The new paradigm of cybersecurity is set in AI-based tools and techniques, and there’s no going back. But, that’s a good thing — for both hackers and the good guys.
Rapid advancements made in the field of generative AI over the last two years have taken the cybersecurity arms race nuclear. Previous techniques and tools used by attackers and defenders relied on either imperfect attacks at scale — like poorly written phishing messages blasted to emails and phone numbers at random — or highly specific, targeted attacks aimed at one person or organization.
The limitations of these attacks allowed cybersecurity practitioners to, for the most part, understand how to warn or defend against them. Attack types like social media manipulation or intrusive malware could be thwarted with up-to-date security operations and employees who are well-trained in security awareness. But generative AI has taken our adversaries’ game up a notch, enabling them to create entirely new schemes using tried-and-true attack vectors like phishing, malware and social engineering that move at the speed of data and with precision.
Thankfully, generative AI has also enabled the good guys to step up their defenses. The pattern recognition capabilities of generative AI allow for practitioners to detect anomalies and unexpected intrusions as fast as the data moves, something that wouldn’t be possible with only people-based detection services. Research even shows that organizations using artificial intelligence (AI) and automation had a 74-day shorter breach life cycle than those organizations who don’t, saving an additional $3 million over those non-AI organizations in breach costs in the process.

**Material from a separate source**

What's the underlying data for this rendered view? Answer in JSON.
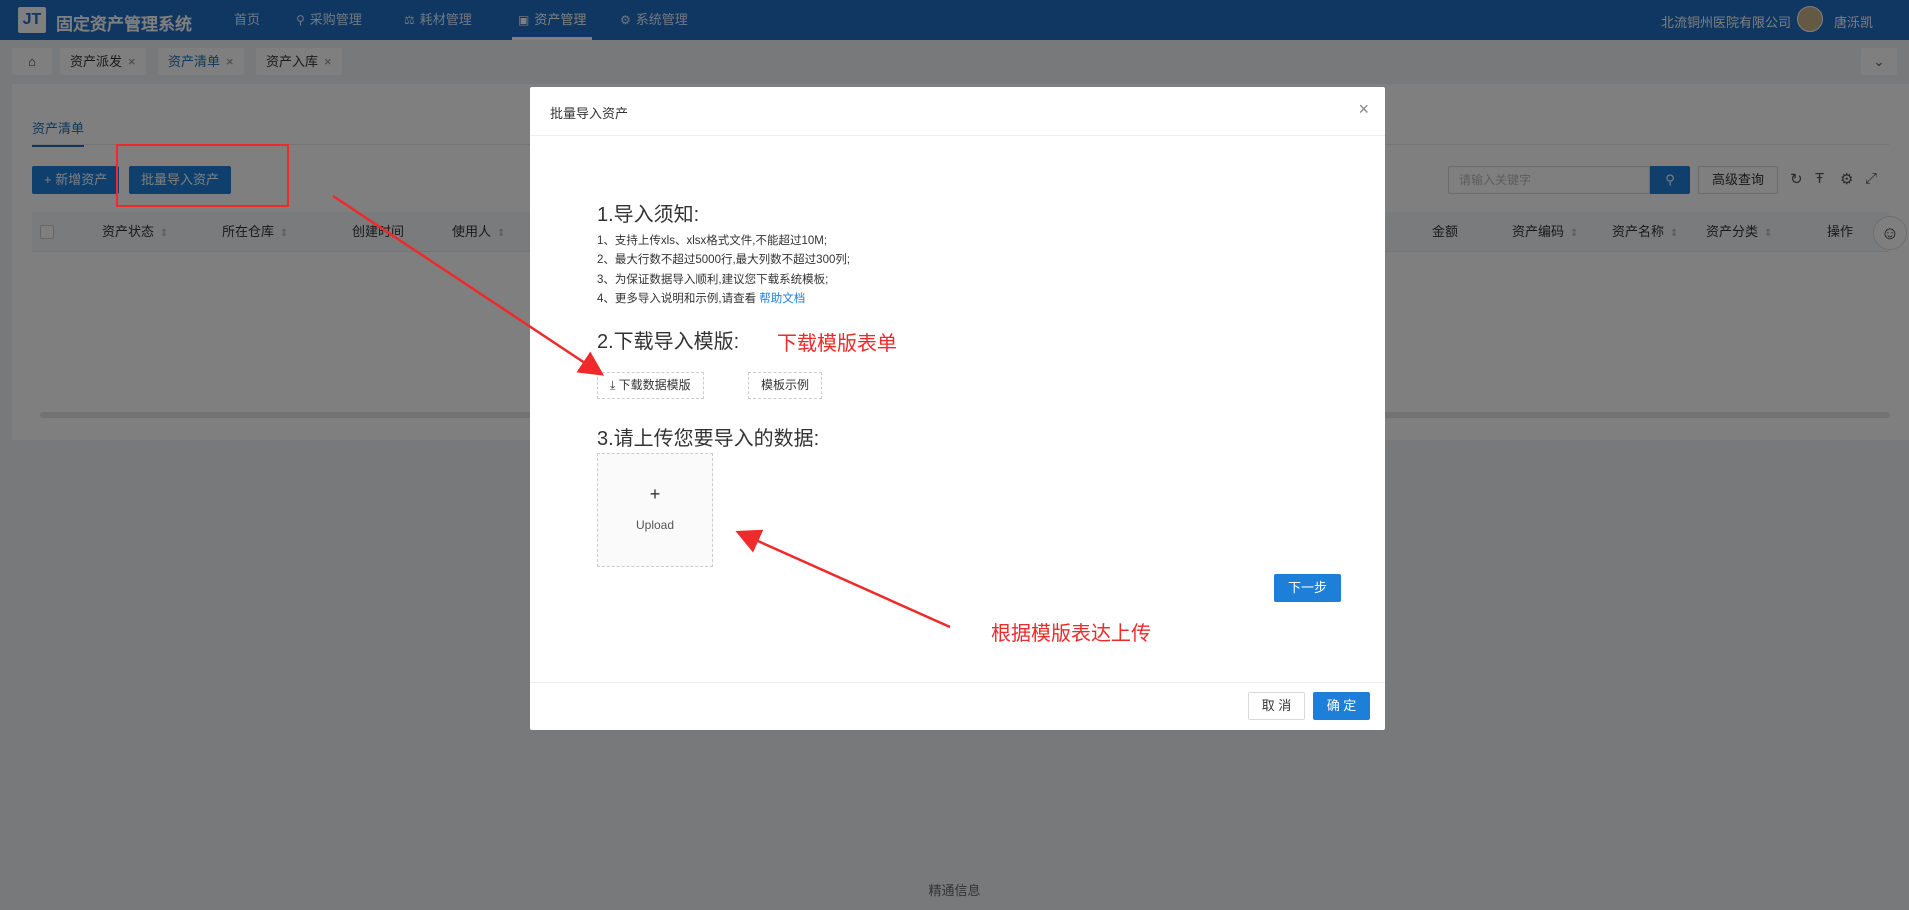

That’s why those organizations on the cutting edge of security are excited about the prospect of AI, even knowing that threat actors will use it for their gain as well.
Attackers, for example, are likely to leverage generative AI to develop malware and malicious tools that can evade modern endpoint protection platforms and detection and response tools. By using online AI-based models similar to ChatGPT, attackers can also pull information from every corner of the web to craft messages that are both accurate and highly targeted to a specific organization or public figure — making them virtually indistinguishable from a real message. The volume and scale of these automated, but precise, campaigns will enable attackers to spend a little time targeting many people.
And it’s not only emails and text messages — or visual or auditory deepfakes — that attackers plan to leverage AI to create to fool their victims. The power of fake news and social engineering scams is well known, with 98% of attacks involving some sort of social engineering, and you can bet that savvy attackers are going to want to use AI to improve the efficiency of their social engineering scams. Creating realistic-looking fake news stories or social media profiles can sway public opinion or wreak temporary havoc on organizations or institutions, influencing people to choose to vote a certain, spend their money or spread lies unwittingly.
We’ve already seen these kinds of attacks happen on social media within the last two presidential election cycles, and AI’s ability to accelerate the scale of attacks means future social engineering scams will be more coordinated and comprehensive than ever before.
So, to combat attackers putting their new AI technology to work scamming their targets, organizations need to stay in-the-know about the limits of their own security tools. Ensuring that they follow security basics like patching their software regularly, implementing multi-factor authentication and avoiding clicking on sketchy links will go a long way toward staying safe. But, when security inevitably comes down to AI versus AI, exclusively human-driven engineering attempts will not be able to keep up with the volume and sophistication of AI-generated attacks like this.